Cependant ce serait une erreur de croire la droite diluée avant l’heure. Sa capacité de résistance du fait de ses ancrages profonds dans des intérêts matériels non moins profonds en fait un ensemble bien moins volatil que le PS et ses légions de travailleurs sous statuts disparus dans le néant de la précarité structurelle. On l’a bien vu avec un Fillon ressortant à Vingt pour cent de cinq semaines bashing personnel. C’est bien pourquoi la macronie est en état d’alerte. Car pour elle son objectif c’est d’être la droite et le centre à elle toute seule, selon une logique à l’œuvre depuis bien longtemps d’ailleurs dans la compétition entre UDF et RPR puis entre UMP et Modem ensuite. En ce sens, son futur se joue dans ce moment où LR pourrait penser reprendre la main.

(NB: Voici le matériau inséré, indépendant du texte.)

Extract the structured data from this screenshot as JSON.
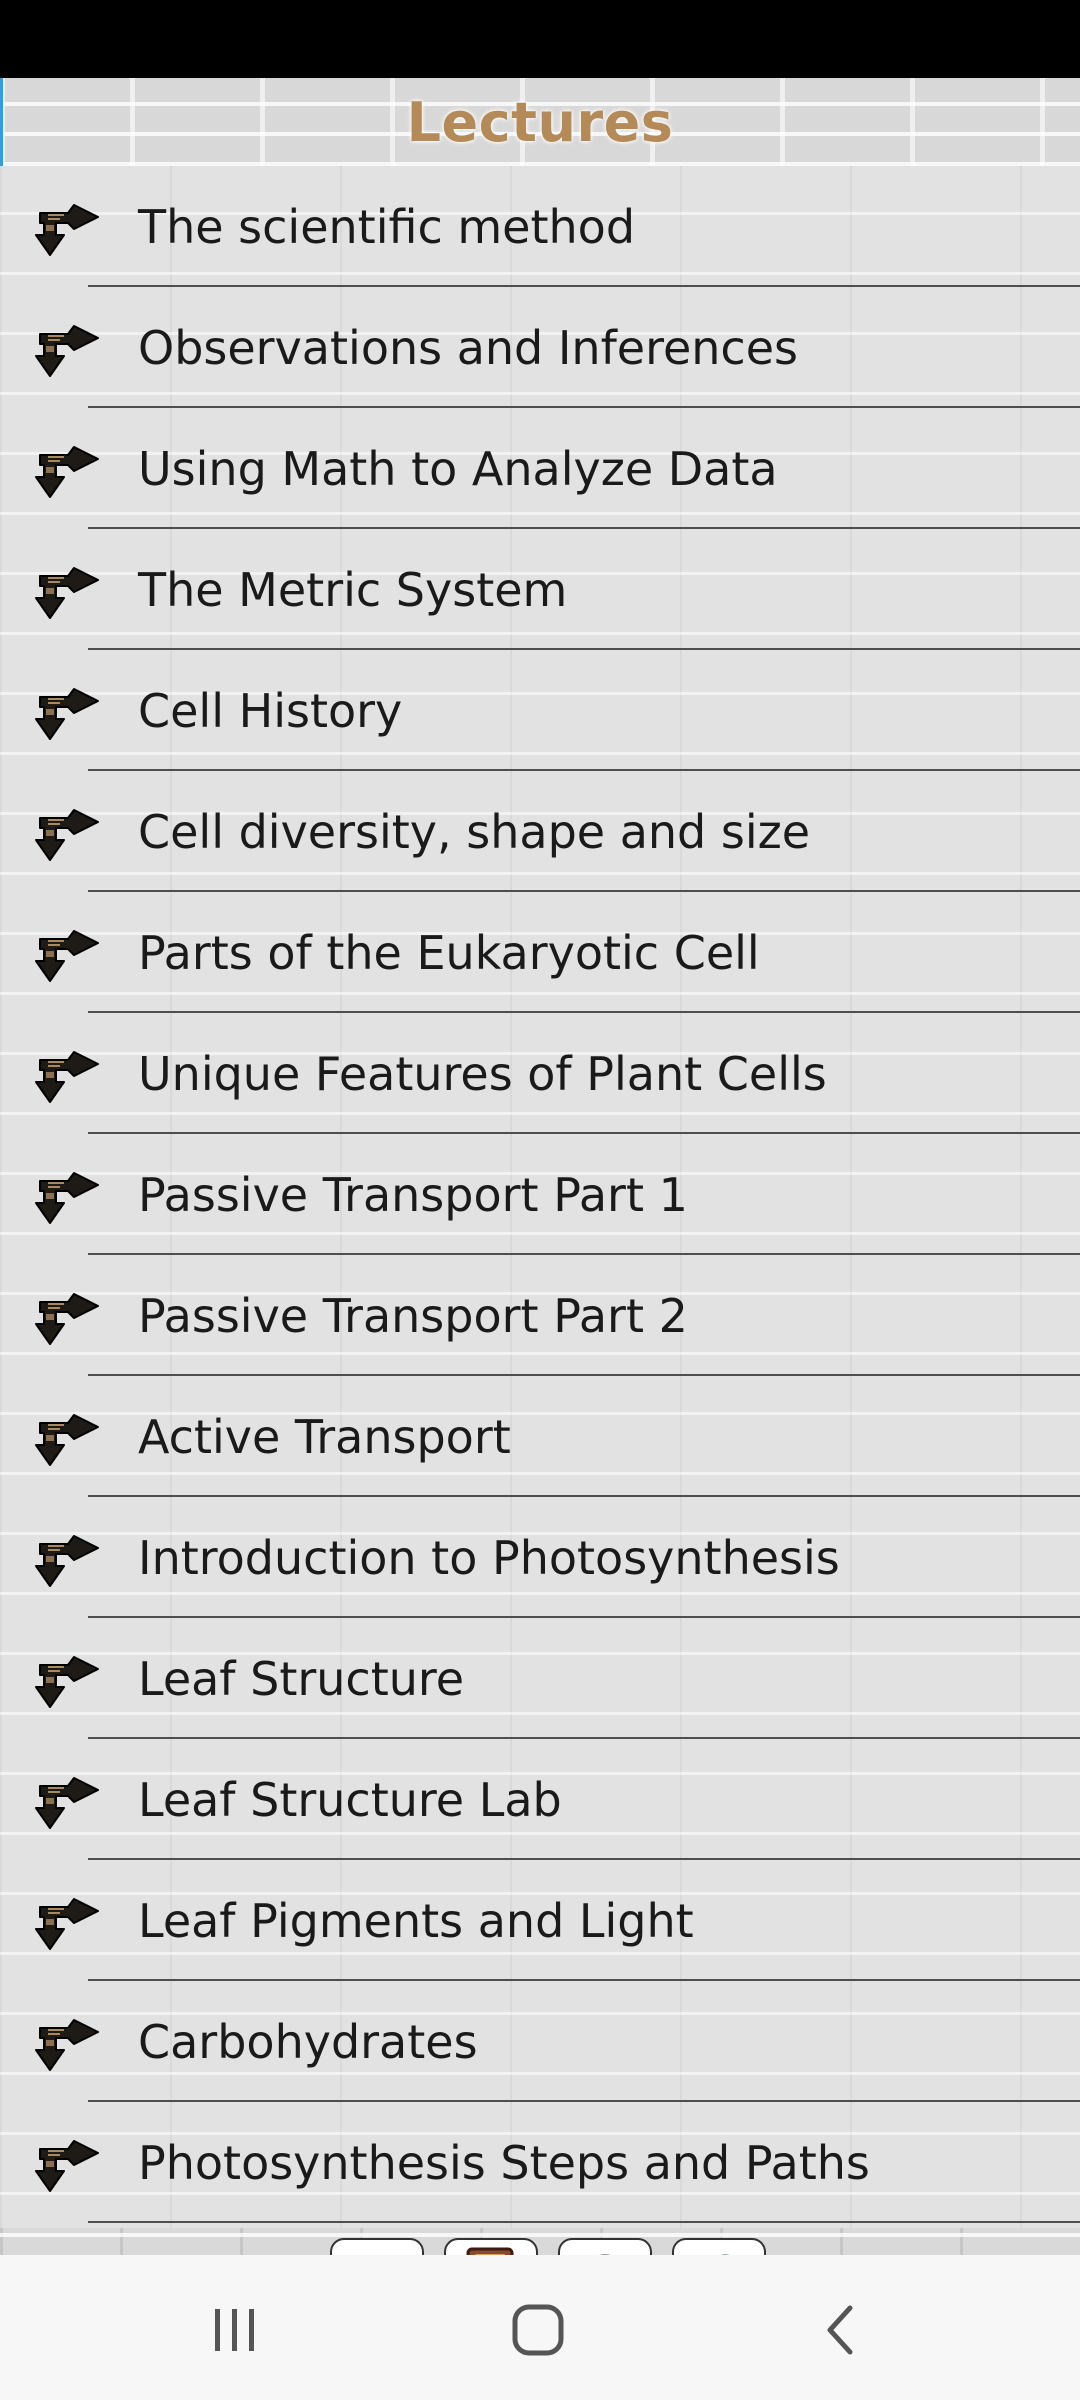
{
  "header": {
    "title": "Lectures"
  },
  "lectures": [
    {
      "label": "The scientific method"
    },
    {
      "label": "Observations and Inferences"
    },
    {
      "label": "Using Math to Analyze Data"
    },
    {
      "label": "The Metric System"
    },
    {
      "label": "Cell History"
    },
    {
      "label": "Cell diversity, shape and size"
    },
    {
      "label": "Parts of the Eukaryotic Cell"
    },
    {
      "label": "Unique Features of Plant Cells"
    },
    {
      "label": "Passive Transport Part 1"
    },
    {
      "label": "Passive Transport Part 2"
    },
    {
      "label": "Active Transport"
    },
    {
      "label": "Introduction to Photosynthesis"
    },
    {
      "label": "Leaf Structure"
    },
    {
      "label": "Leaf Structure Lab"
    },
    {
      "label": "Leaf Pigments and Light"
    },
    {
      "label": "Carbohydrates"
    },
    {
      "label": "Photosynthesis Steps and Paths"
    }
  ],
  "toolbar": {
    "buttons": [
      {
        "icon": "back-arrow-icon"
      },
      {
        "icon": "book-icon"
      },
      {
        "icon": "settings-dial-icon"
      },
      {
        "icon": "magnifier-search-icon"
      }
    ]
  },
  "system_nav": {
    "icons": [
      "recent-apps-icon",
      "home-icon",
      "back-icon"
    ]
  },
  "colors": {
    "title": "#b38a58",
    "status_bar": "#000000",
    "divider": "#4e4e4e"
  }
}
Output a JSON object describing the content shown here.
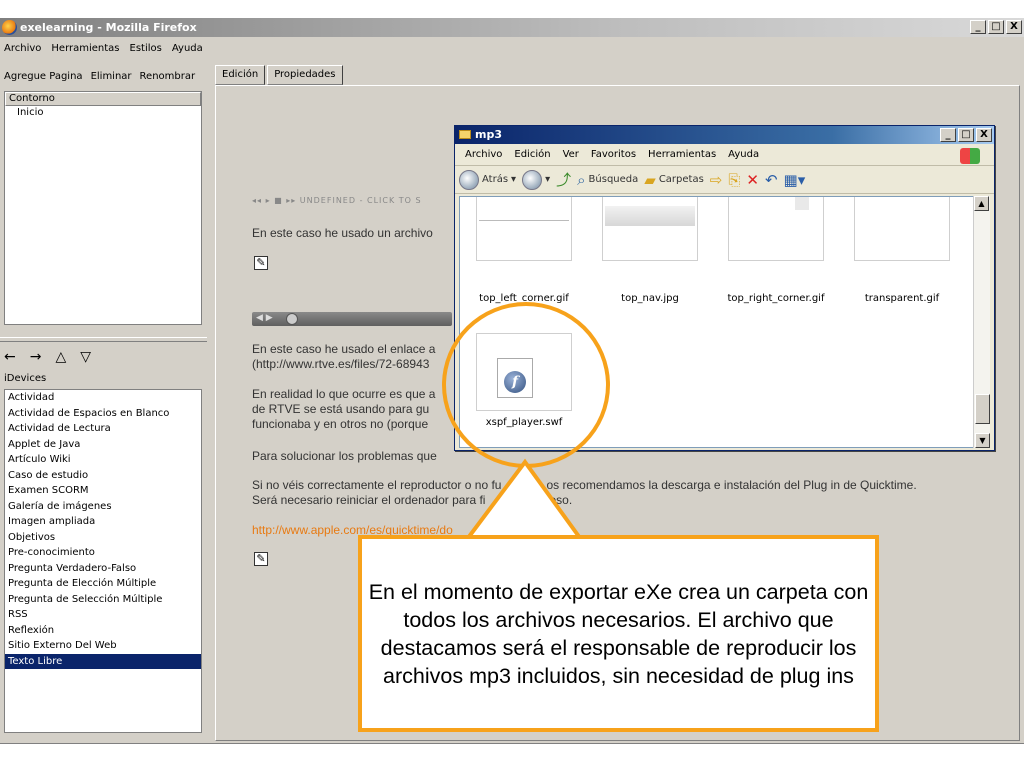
{
  "window": {
    "title": "exelearning - Mozilla Firefox",
    "buttons": [
      "_",
      "□",
      "X"
    ]
  },
  "menu": [
    "Archivo",
    "Herramientas",
    "Estilos",
    "Ayuda"
  ],
  "outline": {
    "toolbar": [
      "Agregue Pagina",
      "Eliminar",
      "Renombrar"
    ],
    "header": "Contorno",
    "items": [
      "Inicio"
    ],
    "arrows": [
      "←",
      "→",
      "△",
      "▽"
    ]
  },
  "idevices": {
    "label": "iDevices",
    "items": [
      "Actividad",
      "Actividad de Espacios en Blanco",
      "Actividad de Lectura",
      "Applet de Java",
      "Artículo Wiki",
      "Caso de estudio",
      "Examen SCORM",
      "Galería de imágenes",
      "Imagen ampliada",
      "Objetivos",
      "Pre-conocimiento",
      "Pregunta Verdadero-Falso",
      "Pregunta de Elección Múltiple",
      "Pregunta de Selección Múltiple",
      "RSS",
      "Reflexión",
      "Sitio Externo Del Web",
      "Texto Libre"
    ],
    "selected": "Texto Libre"
  },
  "editor": {
    "tabs": [
      "Edición",
      "Propiedades"
    ],
    "player1": "◂◂ ▸ ■ ▸▸  UNDEFINED - CLICK TO S",
    "text1": "En este caso he usado un archivo",
    "text2a": "En este caso he usado el enlace a",
    "text2b": "(http://www.rtve.es/files/72-68943",
    "text3a": "En realidad lo que ocurre es que a",
    "text3b": "de RTVE se está usando para gu",
    "text3c": "funcionaba y en otros no (porque",
    "text4": "Para solucionar los problemas que",
    "text5a": "Si no véis correctamente el reproductor o no fu",
    "text5a_tail": "na, os recomendamos la descarga e instalación del Plug in de Quicktime.",
    "text5b": "Será necesario reiniciar el ordenador para fi",
    "text5b_tail": "el proceso.",
    "link": "http://www.apple.com/es/quicktime/do"
  },
  "explorer": {
    "title": "mp3",
    "menu": [
      "Archivo",
      "Edición",
      "Ver",
      "Favoritos",
      "Herramientas",
      "Ayuda"
    ],
    "toolbar": {
      "back": "Atrás",
      "search": "Búsqueda",
      "folders": "Carpetas"
    },
    "files": [
      "top_left_corner.gif",
      "top_nav.jpg",
      "top_right_corner.gif",
      "transparent.gif",
      "xspf_player.swf"
    ]
  },
  "callout": {
    "text": "En el momento de exportar eXe crea un carpeta con todos los archivos necesarios. El archivo que destacamos será el responsable de reproducir los archivos mp3 incluidos, sin necesidad de plug ins"
  },
  "colors": {
    "highlight": "#f7a21b",
    "selection": "#0a246a",
    "link": "#e87a12"
  }
}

C’est pourquoi on doit s’attendre à quelques beaux coups tordus. Déjà le service public gouvernemental a donné le « la » en diffusant la veille du premier débat de la primaire LR un documentaire sur « l’affaire Fillon ». Ainsi est injecté dès le départ un parfum qui est censé coller aux basques de LR. La méthode Macron est toute là-dedans : fractionner à fond tout ce qui est en face de lui : de la gauche à la droite, tout réduire en poussière électorale. Pendant ce temps le fond de l’air reste aux thèses de l’extrême droite : 230 articles de presse par jour pour Zemmour depuis septembre, sans compter les heures de télé. La droite s’y perd en répétition et double emploi. Et il faut bien dire que venant de la gauche traditionnelle cela ne vaut guère mieux.  Le tournant sur la sécurité et l’immigration de Roussel et Montebourg n’aide guère à desserrer l’étau.